Finding Forrester
dir. Gus Van Sant
Opens Mon Dec 25 at the Meridian.

IT'S A FUNDAMENTAL rule of script writing never to give any character who's supposed to be more intelligent than you are more than 10 lines. If the character is supposed to be a world-famous, critically acclaimed writer, consider reducing the allowance to five lines. Unfortunately, Finding Forrester is about just such a writer, and poor Sean Connery has the thankless task of reciting hundreds of witless aperçus apparently meant to convey his brilliance. Many of them make no sense at all; watch for the one about the socks, though--it's a dilly.

Connery's up for it, of course. He plays the writer with the immense courtesy of a bear who has already had supper. He's not the sort of actor who can transform inferior material, but he's a pro, and he won't back down from his duty. He has so often successfully portrayed intelligent characters that it's hard to remember he may not himself be an intelligent person. One almost hopes he's not.
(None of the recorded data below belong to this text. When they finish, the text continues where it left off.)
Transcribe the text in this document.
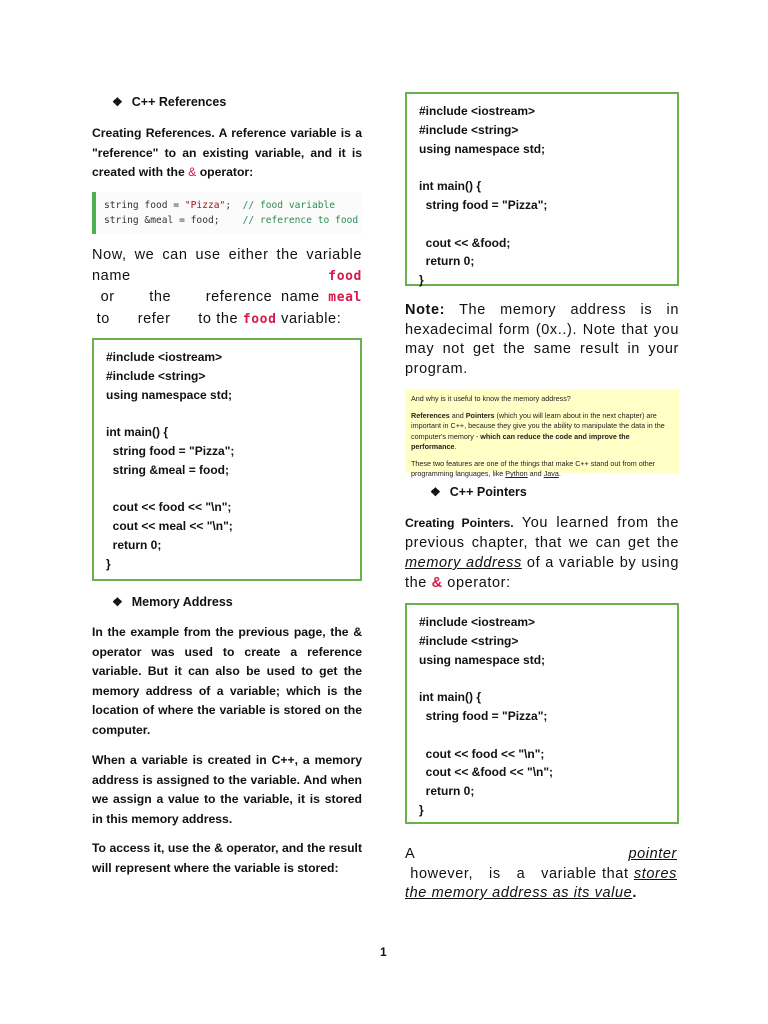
❖ C++ References
Creating References. A reference variable is a "reference" to an existing variable, and it is created with the & operator:
string food = "Pizza";  // food variable
string &meal = food;    // reference to food
Now, we can use either the variable name food or    the    reference name meal to      refer      to the food variable:
#include <iostream>
#include <string>
using namespace std;
int main() {
string food = "Pizza";
string &meal = food;
cout << food << "\n";
cout << meal << "\n";
return 0;
}
❖ Memory Address
In the example from the previous page, the & operator was used to create a reference variable. But it can also be used to get the memory address of a variable; which is the location of where the variable is stored on the computer.
When a variable is created in C++, a memory address is assigned to the variable. And when we assign a value to the variable, it is stored in this memory address.
To access it, use the & operator, and the result will represent where the variable is stored:
#include <iostream>
#include <string>
using namespace std;
int main() {
string food = "Pizza";
cout << &food;
return 0;
}
Note: The memory address is in hexadecimal form (0x..). Note that you may not get the same result in your program.

And why is it useful to know the memory address?

References and Pointers (which you will learn about in the next chapter) are important in C++, because they give you the ability to manipulate the data in the computer's memory - which can reduce the code and improve the performance.

These two features are one of the things that make C++ stand out from other programming languages, like Python and Java.

❖ C++ Pointers
Creating Pointers. You learned from the previous chapter, that we can get the memory address of a variable by using the & operator:
#include <iostream>
#include <string>
using namespace std;
int main() {
string food = "Pizza";
cout << food << "\n";
cout << &food << "\n";
return 0;
}
A pointer however,   is   a   variable that stores the memory address as its value.
1
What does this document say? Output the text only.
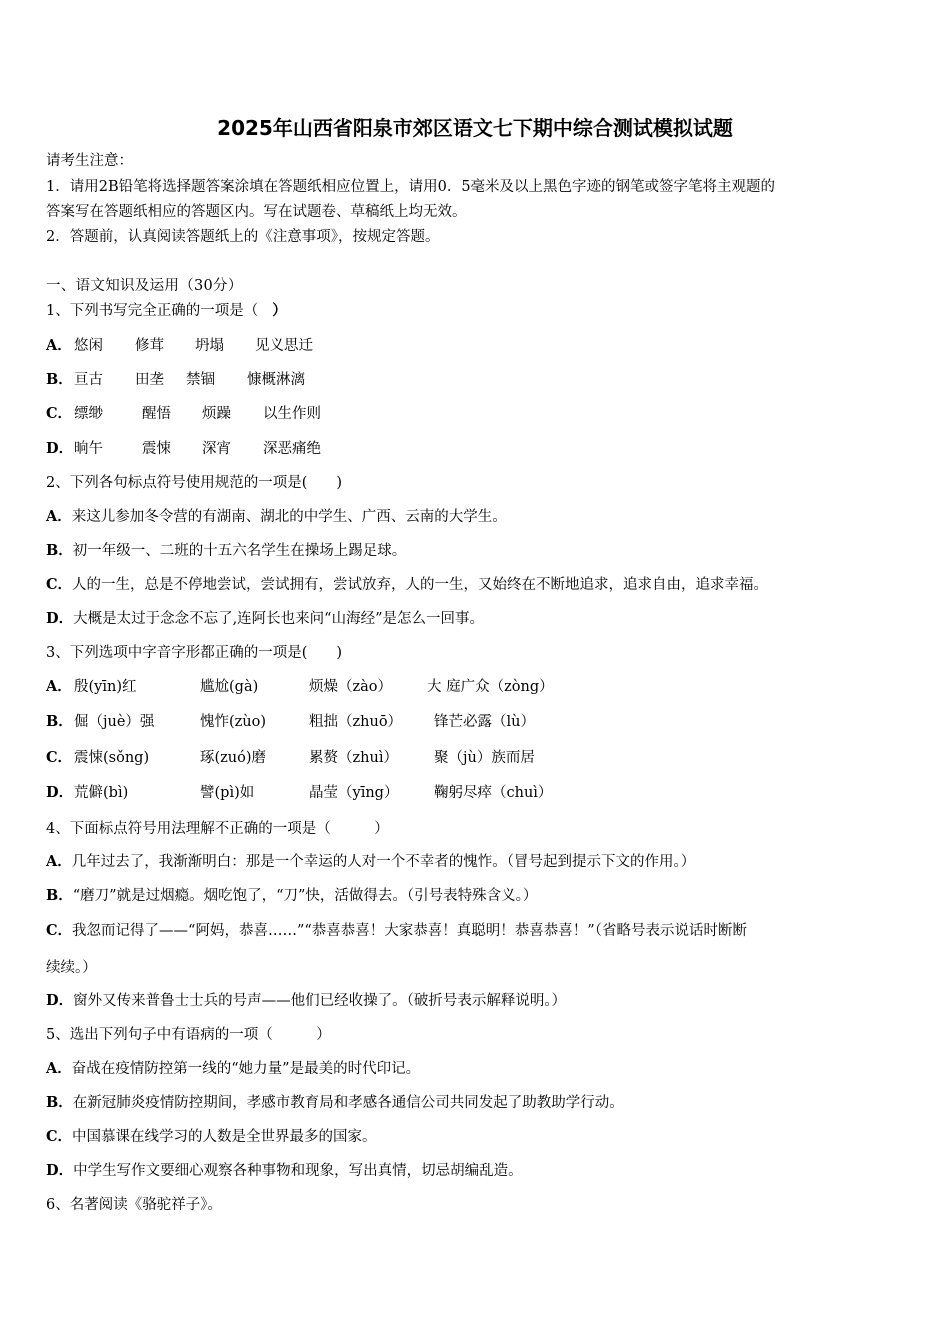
2025年山西省阳泉市郊区语文七下期中综合测试模拟试题
请考生注意：
1．请用2B铅笔将选择题答案涂填在答题纸相应位置上，请用0．5毫米及以上黑色字迹的钢笔或签字笔将主观题的
答案写在答题纸相应的答题区内。写在试题卷、草稿纸上均无效。
2．答题前，认真阅读答题纸上的《注意事项》，按规定答题。
一、语文知识及运用（30分）
1、下列书写完全正确的一项是（ ）
A． 悠闲 修茸 坍塌 见义思迁
B． 亘古 田垄 禁锢 慷概淋漓
C． 缥缈	醒悟 烦躁 以生作则
D． 晌午	震悚 深宵 深恶痛绝
2、下列各句标点符号使用规范的一项是(　　)
A．来这儿参加冬令营的有湖南、湖北的中学生、广西、云南的大学生。
B．初一年级一、二班的十五六名学生在操场上踢足球。
C．人的一生，总是不停地尝试，尝试拥有，尝试放弃，人的一生，又始终在不断地追求，追求自由，追求幸福。
D．大概是太过于念念不忘了,连阿长也来问“山海经”是怎么一回事。
3、下列选项中字音字形都正确的一项是(　　)
A． 殷(yīn)红	尴尬(gà)	烦燥（zào） 大 庭广众（zòng）
B． 倔（juè）强	愧怍(zùo)	粗拙（zhuō） 锋芒必露（lù）
C． 震悚(sǒng)	琢(zuó)磨	累赘（zhuì） 聚（jù）族而居
D． 荒僻(bì)	譬(pì)如	晶莹（yīng） 鞠躬尽瘁（chuì）
4、下面标点符号用法理解不正确的一项是（　　　）
A．几年过去了，我渐渐明白：那是一个幸运的人对一个不幸者的愧怍。（冒号起到提示下文的作用。）
B．“磨刀”就是过烟瘾。烟吃饱了，“刀”快，活做得去。（引号表特殊含义。）
C．我忽而记得了——“阿妈，恭喜……”“恭喜恭喜！大家恭喜！真聪明！恭喜恭喜！”（省略号表示说话时断断
续续。）
D．窗外又传来普鲁士士兵的号声——他们已经收操了。（破折号表示解释说明。）
5、选出下列句子中有语病的一项（　　　）
A．奋战在疫情防控第一线的“她力量”是最美的时代印记。
B．在新冠肺炎疫情防控期间，孝感市教育局和孝感各通信公司共同发起了助教助学行动。
C．中国慕课在线学习的人数是全世界最多的国家。
D．中学生写作文要细心观察各种事物和现象，写出真情，切忌胡编乱造。
6、名著阅读《骆驼祥子》。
So what's the story? A kid from the Bronx excels at both basketball and composition, befriends a hermit writer, undergoes a crisis from which the writer must extract him, thereby helping the writer overcome his own reclusive blah blah blah. Unfortunately, that outline, dismissive though I've made it, is much stronger than the script, which veers around like some scatty old aunt telling a tale hind-end first. Sean Connery wrote the Great American Novel--oh well, yes, he is Scottish, but he came to this country as a teenager. And he never goes out now, except he will go out to watch a baseball game--well, he always used to watch baseball. Well yes, he watches basketball out the window now, but then he and his brother--oh, did I forget to say he had a brother? Well, he had one, and anyway, F. Murray Abraham tried to publish a critical book--no, F. Murray Abraham isn't the brother, he's a teacher. Yes, he's teaching at the school where the kid--well, okay, I guess I should have said that the kid gets into this snobby day school.... It goes on like that. So does my aunt.

The publicity for the film says that Robert Brown, who plays the kid, had never even acted in a school play, and was cast as the result of a nationwide search. I believe it. There aren't many professional teenage actors with absolutely no vim of any kind. The same publicity had director Gus Van Sant saying that Brown was very quick at memorizing his lines. Gus Van Sant? The same Gus Van Sant who has been a reliable source of boy yummies for years? Matt Dillon, River Phoenix, Keanu Reeves, Joaquin Phoenix... Robert Brown? There must be something I'm not getting; to me, Brown seemed as bland as bathwater.

Busta Rhymes has a tiny role that doesn't force him to say anything absolutely stupid. F. Murray Abraham has a role written by a Waring blender, but he has fun with it; and any time you need a fine sneer, F. Murray Abraham is your man. The actress who plays the kid's mother soldiers ahead in the face of gross illogic (she doesn't know that kids take standardized tests, but she knows how to read the scores?), and it's a commentary on being a mature black woman in Hollywood that her name appears nowhere in the publicity for the film. Anna Paquin continues to look strangely stretched, like a little tiny girl with a little tiny facelift; she has no role at all, except to appear strongly nonsexual in clinches with Robert Brown.

I don't know enough about basketball to criticize the basketball scenes, but the writing scenes are about as inauthentic as whipping out a pool cue to boost a basketball through the hoop. The New Yorker has never, ever published sketches of New Yorker authors with their pieces, even under Crazy Tina Brown, and the byline went at the bottom until very recently. Five thousand words overnight-- oh really? Punch those keys (there is no clear sense in the movie of the difference between composition and typing). And nobody at the beginning of the 21st century, or at least nobody who admires Ken Kesey (as both the writer and the kid are supposed to) believes that sentences ought not begin with coordinating conjunctions.

Barley Blair is the pseudonym of a little old lady who loves starting sentences, paragraphs, even whole chapters with coordinating conjunctions.